Last Monday, the Financial Security Commission of the Republic of Mauritius published guidelines for the regulation applying to companies that wish to launch their STO, i.e. Security Token Offering.
According to the report, the regulation includes the legal requirements applicable to STO projects that can only proceed following the preliminary approval by the FSC.
In this respect, the document reads as follows:
“When STOs are conducted in or from within Mauritius, the offering of such Securities Tokens shall be subject to the Securities Act 2005 and any Regulations or FSC Rules issued thereunder including the requirement for a prospectus, as may be applicable”.
In addition, the FSC classifies security tokens as the digital representation of securities, as defined by the Securities Act of 2005, i.e. including economic or ownership rights in relation to the company that issues them during the STO period, in which it raises funds.
Excluded from prior legal approval are, however, all offers of securities dedicated to particular categories such as investors and funds defined as “sophisticated” or “expert”, or for professional investment schemes.
The document also clarifies the obligation for anyone wishing to carry out transactions involving security tokens to hold a licence as well as the obligation to perform adequate due diligence with regard to STOs, including a disclosure obligation.

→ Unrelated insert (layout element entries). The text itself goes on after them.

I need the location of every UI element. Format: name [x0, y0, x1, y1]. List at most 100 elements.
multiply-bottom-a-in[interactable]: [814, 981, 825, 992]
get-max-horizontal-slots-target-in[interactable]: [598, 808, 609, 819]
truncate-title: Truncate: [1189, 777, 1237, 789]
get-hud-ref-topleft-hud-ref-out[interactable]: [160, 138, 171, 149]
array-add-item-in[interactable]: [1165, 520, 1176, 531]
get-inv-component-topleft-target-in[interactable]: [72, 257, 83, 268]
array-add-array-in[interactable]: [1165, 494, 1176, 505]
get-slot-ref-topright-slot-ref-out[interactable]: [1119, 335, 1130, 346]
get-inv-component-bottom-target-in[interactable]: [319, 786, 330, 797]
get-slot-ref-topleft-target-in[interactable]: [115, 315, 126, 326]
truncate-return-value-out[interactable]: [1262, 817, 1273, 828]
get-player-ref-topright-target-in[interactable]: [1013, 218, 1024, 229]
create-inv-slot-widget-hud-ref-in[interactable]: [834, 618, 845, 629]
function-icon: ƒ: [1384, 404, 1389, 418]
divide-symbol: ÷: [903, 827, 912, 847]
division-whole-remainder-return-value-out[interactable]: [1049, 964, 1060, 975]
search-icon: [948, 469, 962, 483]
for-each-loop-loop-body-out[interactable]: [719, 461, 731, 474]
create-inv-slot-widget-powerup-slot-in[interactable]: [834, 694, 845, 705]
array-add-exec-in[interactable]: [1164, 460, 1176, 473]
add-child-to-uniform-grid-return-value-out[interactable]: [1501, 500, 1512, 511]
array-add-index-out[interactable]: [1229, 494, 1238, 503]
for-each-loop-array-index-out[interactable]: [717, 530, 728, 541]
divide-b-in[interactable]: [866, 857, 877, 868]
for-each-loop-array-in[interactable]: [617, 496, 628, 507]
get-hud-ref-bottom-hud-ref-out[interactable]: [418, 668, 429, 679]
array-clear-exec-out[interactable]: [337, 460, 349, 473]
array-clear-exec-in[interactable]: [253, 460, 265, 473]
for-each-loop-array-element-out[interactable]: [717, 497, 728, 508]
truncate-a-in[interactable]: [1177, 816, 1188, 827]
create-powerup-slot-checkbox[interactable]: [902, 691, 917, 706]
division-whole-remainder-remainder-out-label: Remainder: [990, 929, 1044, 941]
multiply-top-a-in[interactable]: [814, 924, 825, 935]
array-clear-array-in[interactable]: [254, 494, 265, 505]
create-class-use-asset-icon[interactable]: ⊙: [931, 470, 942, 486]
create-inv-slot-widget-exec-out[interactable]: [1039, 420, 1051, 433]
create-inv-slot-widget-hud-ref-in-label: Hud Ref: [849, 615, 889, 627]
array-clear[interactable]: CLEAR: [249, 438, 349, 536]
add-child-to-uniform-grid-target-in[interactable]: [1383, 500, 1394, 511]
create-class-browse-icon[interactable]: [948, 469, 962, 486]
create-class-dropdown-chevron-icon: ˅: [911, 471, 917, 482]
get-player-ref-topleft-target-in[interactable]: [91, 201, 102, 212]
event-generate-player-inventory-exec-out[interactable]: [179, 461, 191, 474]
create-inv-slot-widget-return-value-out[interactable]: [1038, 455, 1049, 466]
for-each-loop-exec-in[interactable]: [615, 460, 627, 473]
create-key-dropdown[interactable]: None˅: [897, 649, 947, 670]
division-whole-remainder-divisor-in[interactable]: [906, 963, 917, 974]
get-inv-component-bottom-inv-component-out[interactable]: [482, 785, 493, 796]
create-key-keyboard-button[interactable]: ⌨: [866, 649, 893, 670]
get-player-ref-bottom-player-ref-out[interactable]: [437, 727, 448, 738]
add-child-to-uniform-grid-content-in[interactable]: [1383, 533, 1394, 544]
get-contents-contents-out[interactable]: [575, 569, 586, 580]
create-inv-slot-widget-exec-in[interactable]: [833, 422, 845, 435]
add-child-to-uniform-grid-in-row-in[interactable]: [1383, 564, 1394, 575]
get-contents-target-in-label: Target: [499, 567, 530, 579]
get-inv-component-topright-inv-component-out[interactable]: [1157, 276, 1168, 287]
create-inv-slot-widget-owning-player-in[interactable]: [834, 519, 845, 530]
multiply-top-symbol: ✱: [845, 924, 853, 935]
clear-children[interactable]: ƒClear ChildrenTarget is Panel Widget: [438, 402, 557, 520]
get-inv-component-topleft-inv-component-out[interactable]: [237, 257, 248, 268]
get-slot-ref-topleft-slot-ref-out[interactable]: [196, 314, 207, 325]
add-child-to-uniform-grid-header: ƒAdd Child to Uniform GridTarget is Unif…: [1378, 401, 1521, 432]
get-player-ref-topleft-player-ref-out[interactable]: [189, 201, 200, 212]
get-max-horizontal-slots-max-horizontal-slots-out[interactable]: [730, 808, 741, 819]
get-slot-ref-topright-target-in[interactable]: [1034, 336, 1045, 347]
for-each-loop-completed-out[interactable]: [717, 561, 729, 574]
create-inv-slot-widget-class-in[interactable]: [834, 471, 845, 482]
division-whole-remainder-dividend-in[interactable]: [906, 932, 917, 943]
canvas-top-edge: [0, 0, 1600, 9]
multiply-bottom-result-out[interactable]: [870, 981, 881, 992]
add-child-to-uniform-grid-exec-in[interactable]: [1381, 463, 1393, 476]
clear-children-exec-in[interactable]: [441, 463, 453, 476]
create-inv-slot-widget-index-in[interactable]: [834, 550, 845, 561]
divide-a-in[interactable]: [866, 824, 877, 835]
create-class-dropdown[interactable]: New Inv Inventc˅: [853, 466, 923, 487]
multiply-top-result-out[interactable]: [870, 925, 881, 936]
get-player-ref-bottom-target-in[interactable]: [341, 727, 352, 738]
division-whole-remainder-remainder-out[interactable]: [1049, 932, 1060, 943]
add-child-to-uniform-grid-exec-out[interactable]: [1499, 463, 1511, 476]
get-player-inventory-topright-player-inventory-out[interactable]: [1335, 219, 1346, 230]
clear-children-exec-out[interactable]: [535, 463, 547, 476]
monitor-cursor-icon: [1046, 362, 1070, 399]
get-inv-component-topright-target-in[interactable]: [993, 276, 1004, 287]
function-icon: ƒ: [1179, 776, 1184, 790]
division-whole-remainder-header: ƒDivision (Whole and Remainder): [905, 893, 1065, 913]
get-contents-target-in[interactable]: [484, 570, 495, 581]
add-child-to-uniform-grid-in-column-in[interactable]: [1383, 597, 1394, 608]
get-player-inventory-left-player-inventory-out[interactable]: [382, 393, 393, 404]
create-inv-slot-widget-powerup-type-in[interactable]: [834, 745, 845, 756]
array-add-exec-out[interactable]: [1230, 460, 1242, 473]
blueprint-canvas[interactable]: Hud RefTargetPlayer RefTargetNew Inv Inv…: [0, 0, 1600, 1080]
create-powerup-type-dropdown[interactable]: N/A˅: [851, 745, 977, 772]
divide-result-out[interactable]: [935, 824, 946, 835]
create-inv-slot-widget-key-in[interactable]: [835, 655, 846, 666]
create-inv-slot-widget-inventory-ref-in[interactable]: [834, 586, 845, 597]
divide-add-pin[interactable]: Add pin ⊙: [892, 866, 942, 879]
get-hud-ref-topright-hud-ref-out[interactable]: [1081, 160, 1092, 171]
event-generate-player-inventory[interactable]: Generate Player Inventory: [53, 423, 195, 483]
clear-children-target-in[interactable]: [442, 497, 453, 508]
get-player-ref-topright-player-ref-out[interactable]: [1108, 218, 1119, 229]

Finally, the document defines the nature of security tokens as “high risk” and suggests the following with regard to investments:
“The FSC urges all prospective investors to fully ascertain the related risks prior to committing any funds for investment in Securities Tokens. In addition, the FSC hereby informs investors that any investment in Securities Tokens is at their own risks and that they are not protected by any statutory compensation arrangement in Mauritius”.